Freitag, 6. September 2013

Rücksichtsvolles Miteinander








Seid einigen Monaten läuft mein Mann fast täglich als Jogger durch unsere Wälder. Dabei kommt er fast täglich mit Erlebnissen nachhause, über die ich mich sehr ärgere.

Einmal lief er seine normale Strecke, da begegnete ihm eine Reiterin, die von zwei großen Hunden begleitet wurde, darunter ein Rhodesian-Ridgeback. Er stoppt dann immer und bittet die Hundebesitzer, ihre Hunde kurz anzuleinen, damit er vorbeilaufen kann. Die Dame allerdings sah darin so gar keinen Sinn. Sie rief sie noch nicht einmal zu sich. Beide Hunde liefen auf ihn zu, beschnupperten ihn und ließen nicht von ihm ab. Da es sich um zwei große Hunde handelte, wollte er nicht weiterlaufen, solange diese freiliefen.
Mein Mann bat noch einmal, die Hunde doch festzumachen, die Dame meinte aber nur, dass sie noch nicht einmal Leinen dabei hätte und ritt weiter. Irgendwann folgten ihr die Hunde und mein Mann konnte sich fortbewegen.

Gestern geschah eine ähnliche Situation. Mein Mann lief, vor ihm spazierte eine Frau mit zwei großen schwarzen Hunden den Weg entlang. Wieder bat mein Mann, doch die Hunde kurz anzuleinen, die Frau meckerte ihn nur an, dass er doch nicht von hinten auf sie zulaufen müsse und sah keine Notwendigkeit die Hunde festzumachen. Gerade bei schwarzen Hunden haben viele Menschen Angst und da sollte es selbstverständlich sein, sie bei sich zu haben, wenn ein Fremder in der Nähe ist.

Sicherlich alltägliche Situationen, ich könnte noch viele erzählen, auch Erlebnisse mit anderen Hundehalter, wenn ich als Reiter unterwegs bin oder mit meinen eigenen Hunden. Was einem da an Frechheit und Verantwortunglosigkeit begegnet ist unbeschreiblich.

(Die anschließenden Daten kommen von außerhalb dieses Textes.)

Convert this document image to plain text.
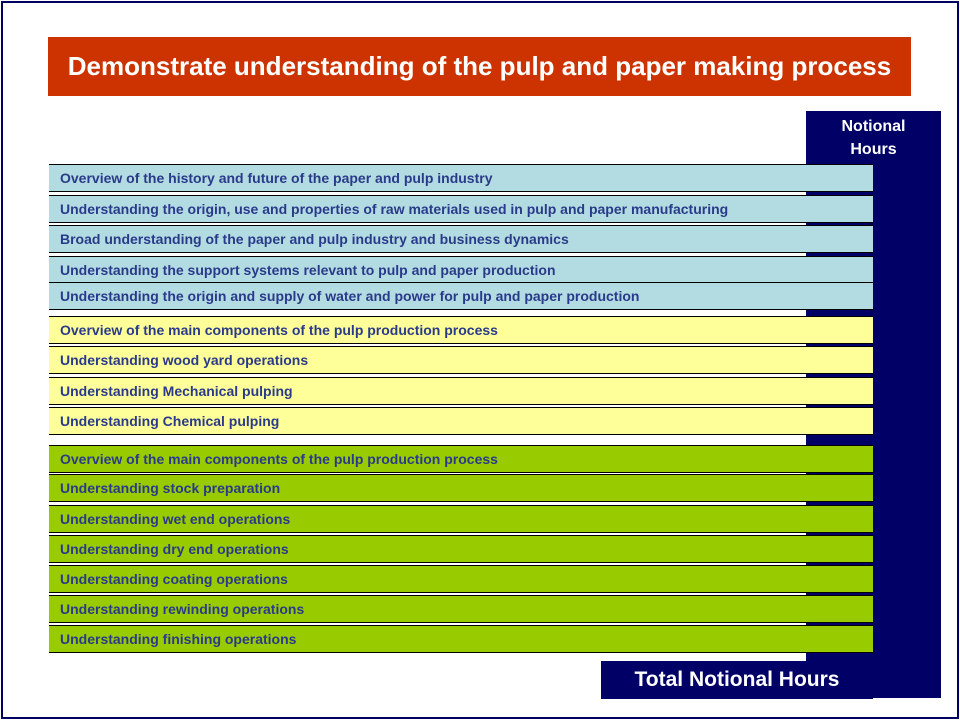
Demonstrate understanding of the pulp and paper making process
Notional
Hours
Overview of the history and future of the paper and pulp industry
Understanding the origin, use and properties of raw materials used in pulp and paper manufacturing
Broad understanding of the paper and pulp industry and business dynamics
Understanding the support systems relevant to pulp and paper production
Understanding the origin and supply of water and power for pulp and paper production
Overview of the main components of the pulp production process
Understanding wood yard operations
Understanding Mechanical pulping
Understanding Chemical pulping
Overview of the main components of the pulp production process
Understanding stock preparation
Understanding wet end operations
Understanding dry end operations
Understanding coating operations
Understanding rewinding operations
Understanding finishing operations
Total Notional Hours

Wir Hundehalter haben es in der Hand, dass unser Ansehen in der Öffentlichkeit gut ist!!! Allerdings habe ich erhebliche Zweifel, dass unser Ansehen wirklich gut ist, wenn so etwas an der Tagesordnung ist und das ist leider oftmals der Fall.

Wenn ich mit meinen Pudeln unterwegs bin leine ich meine Hunde grundsätzlich immer an, wenn mir ein Zwei- oder Vierbeiner begegnet. Nur, und wirklich nur dann, leine ich sie ab, wenn mein Gegenüber damit einverstanden hat, weil er selber einen verträglichen Hund hat oder vielleicht sogar mit meinen Hunden Kontakt aufnehmen möchte.
Wenn ich merke, dass jemand Angst hat, dann lege ich meine Hunde sofort im "Platz" ab und lasse sie liegen, bis derjenige vorbeigelaufen ist. Das mache ich auch bei Reitern oder bei Joggern. Das ist für mich einfacher, da meine Hunde dann absolut unter Kontrolle sind, es ist eine ganz tolle Gehorsamkeitsübung für sie und sie erschrecken auch das vielleicht vorbeilaufende Pferd nicht durch eine plötzliche Bewegung.
Außerdem ist das eine schöne Übung, wenn ich mit dem Pferd unterwegs bin. Es ist ganz einfach bei Begegnungen die Hunde im Platz abzulegen, das Pferd anzuhalten und dann den anderen Waldbesucher unbehelligt vorbei zu lassen.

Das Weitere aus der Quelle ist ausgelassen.